De l'instant, de l'éternité : Phèdre en 2018
Scène

De l’instant, de l’éternité : Phèdre en 2018

Le jeune metteur en scène Jocelyn Pelletier, fraîchement diplômé de l’École nationale de théâtre, nous présente à l’Usine C une adaptation audacieuse d’un classique qui résonne tristement à notre époque.

Phèdre de Sénèque traduit par Florence Dupont se lit en 2018 comme une pièce misogyne et machiste, mais qui ne se brûle pas pour autant sur la place publique. Au contraire, dans l’instant du théâtre, le metteur en scène prend ce matériau, terrain de jeu pour lui et ses concepteurs, afin de pousser les propres limites de sa discipline.

Les failles humaines

Ils sont deux sur scène. Isabelle Roy et Guillaume Perreault prêtent leurs traits à Phèdre et Hippolyte, nos personnages principaux, mais également à la nourrice et à Thésée, père d’Hippolyte. Dans un décor simple, ils évoluent, portant la prose de Sénèque en alternant leurs niveaux de jeu et de langue. Ce qui impressionne, c’est le changement de personnalité qui s’effectue dans leur double-rôle et la manière dont ça prend forme dans leur langage corporel et textuel. Les éclats de folie dans le regard, les postures, les expressions du visage. Tout suggère une fêlure dans l’âme. Phèdre, écartelée par ses pulsions. Hyppolite portant le masque de la force, mais qui se balade avec la peur de vivre.

Les failles se dévoilent dans les face-à-face qui n’ont pas lieu réellement. Sur une toile blanche au fond de la scène sont projetés parfois les visages de comédiens lorsque ceux-ci changent de rôles et se parlent à eux-même. Il y a quelque chose qui relève de la folie et du dédoublement de soi qui rajoute toujours au côté dramatique de la pièce. Cela frappe d’autant plus lorsque le metteur en scène nous explique la portée psychanalytique de la chose avec l’exemple de Guillaume Perreault qui joue Hippolyte, mais aussi son père.

Transformation de matériau

La force de la pièce est dans sa mise en scène, sa conception et ses effets sur le spectateur.
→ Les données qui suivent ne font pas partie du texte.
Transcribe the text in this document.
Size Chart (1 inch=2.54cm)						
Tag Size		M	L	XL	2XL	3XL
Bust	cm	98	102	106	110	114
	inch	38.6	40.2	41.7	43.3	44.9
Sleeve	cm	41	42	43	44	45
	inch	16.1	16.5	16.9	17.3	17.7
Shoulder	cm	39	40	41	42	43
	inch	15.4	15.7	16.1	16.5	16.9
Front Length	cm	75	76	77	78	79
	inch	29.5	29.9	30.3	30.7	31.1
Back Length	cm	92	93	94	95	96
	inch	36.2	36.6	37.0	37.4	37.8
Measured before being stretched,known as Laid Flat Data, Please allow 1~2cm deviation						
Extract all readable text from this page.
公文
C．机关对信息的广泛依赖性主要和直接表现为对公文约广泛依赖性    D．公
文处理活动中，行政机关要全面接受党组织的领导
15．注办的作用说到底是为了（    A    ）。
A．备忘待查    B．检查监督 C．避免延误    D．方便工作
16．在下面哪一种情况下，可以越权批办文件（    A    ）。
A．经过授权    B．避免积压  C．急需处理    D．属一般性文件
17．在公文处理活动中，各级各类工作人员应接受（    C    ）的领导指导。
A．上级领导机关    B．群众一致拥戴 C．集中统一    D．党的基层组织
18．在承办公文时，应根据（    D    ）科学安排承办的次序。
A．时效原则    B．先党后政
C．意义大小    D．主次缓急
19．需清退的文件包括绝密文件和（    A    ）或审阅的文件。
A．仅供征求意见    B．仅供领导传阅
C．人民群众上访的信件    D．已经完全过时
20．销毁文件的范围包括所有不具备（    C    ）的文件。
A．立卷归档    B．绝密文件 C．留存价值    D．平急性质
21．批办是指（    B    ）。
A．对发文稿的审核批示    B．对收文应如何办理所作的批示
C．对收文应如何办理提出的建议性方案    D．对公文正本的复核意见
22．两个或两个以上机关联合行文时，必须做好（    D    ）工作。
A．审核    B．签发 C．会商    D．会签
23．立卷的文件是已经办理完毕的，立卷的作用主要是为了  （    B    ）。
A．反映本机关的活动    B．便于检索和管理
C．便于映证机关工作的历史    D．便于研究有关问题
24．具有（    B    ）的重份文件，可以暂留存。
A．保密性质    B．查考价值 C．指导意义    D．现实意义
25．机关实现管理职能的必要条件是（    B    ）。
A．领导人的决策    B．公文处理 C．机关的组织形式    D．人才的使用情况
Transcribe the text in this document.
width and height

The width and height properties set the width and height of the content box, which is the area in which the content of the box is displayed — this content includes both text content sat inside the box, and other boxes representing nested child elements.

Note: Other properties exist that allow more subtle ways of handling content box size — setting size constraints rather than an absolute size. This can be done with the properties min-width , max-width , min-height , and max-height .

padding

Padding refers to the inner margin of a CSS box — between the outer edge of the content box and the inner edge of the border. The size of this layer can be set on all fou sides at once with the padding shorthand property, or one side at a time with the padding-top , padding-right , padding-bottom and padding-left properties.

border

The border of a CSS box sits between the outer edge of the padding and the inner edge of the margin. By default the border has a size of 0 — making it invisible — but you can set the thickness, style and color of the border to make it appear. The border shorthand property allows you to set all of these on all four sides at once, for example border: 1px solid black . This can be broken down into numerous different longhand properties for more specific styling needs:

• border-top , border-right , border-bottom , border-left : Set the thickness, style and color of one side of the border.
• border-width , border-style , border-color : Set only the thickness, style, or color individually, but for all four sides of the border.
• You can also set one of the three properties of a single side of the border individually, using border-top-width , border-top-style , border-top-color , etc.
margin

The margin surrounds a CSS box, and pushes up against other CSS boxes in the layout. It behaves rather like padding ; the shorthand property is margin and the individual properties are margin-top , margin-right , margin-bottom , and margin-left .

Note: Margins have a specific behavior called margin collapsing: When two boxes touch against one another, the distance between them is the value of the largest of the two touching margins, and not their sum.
Les choix du metteur en scène ne sont pas anodins ou capricieux, mais participent à une expérience théâtrale qui répond à la question que Jocelyn Pelletier a avoué se poser: «Qu’est-ce qu’on fait de nos mythes?» Comment plonge-t-on – en tant que créateur ou spectateur – dans des immenses textes, qui de notre perception contemporaine, portent en eux les blessures de l’histoire?

En écoutant le discours manipulateur et meurtrier de Phèdre, elle suscite en nous des contradictions, mais au lieu d’en vouloir à Pelletier d’avoir choisi de présenter cette vision de la femme construite à travers le regard d’un homme, on ne peut qu’admettre que l’image est perpétuelle et que le crime d’avoir un sexe féminin ne connait pas de barrière entre les époques.

Mais si l’on s’attarde au présent de la pièce? Car il faut toujours revenir à cela devant la complexité de l’oeuvre et ce qu’elle porte comme bagage. Ce présent bouillonne d’inventivité et de procédés efficaces qui participent à la réécriture du mythe, sans même en changer le propos. Le choix des passages et leur interprétation ironique, accentuée ou grotesque, nous pointe l’évidence, les failles que l’on répète dans une récurrence pathétique. Le pouvoir, l’argent, la possession, les relations humaines bancales, la nature comme abri, mais que l’on finit par détruire.

Le travail entourant la partie audiovisuelle découle de décisions intelligentes: le choix d’avoir seulement deux acteurs, le personnage du messager présent que de manière auditive,  le merveilleux trip – c’est bien le mot – de jeux de lumières et de fumée, très bien orchestré. L’impression que les dieux descendaient sur scène sur fond de musique de rave. Un énorme bravo au concepteur Guy Simard.

La réponse à la question initiale est que Jocelyn Pelletier joue avec ce mythe, le raconte et le déconstruit, sans défendre un discours ou un autre. Il investit le décorum, travaille la matière et les détails qui entourent le récit pour donner un résultat surprenant, divertissant à sa manière. Il le fait jusqu’au bout, dans une non-fin, dans un malaise bienvenu, lorsque les personnages atteignent une éternité dans leur immobilité et deviennent des statues dans nos regards gênés.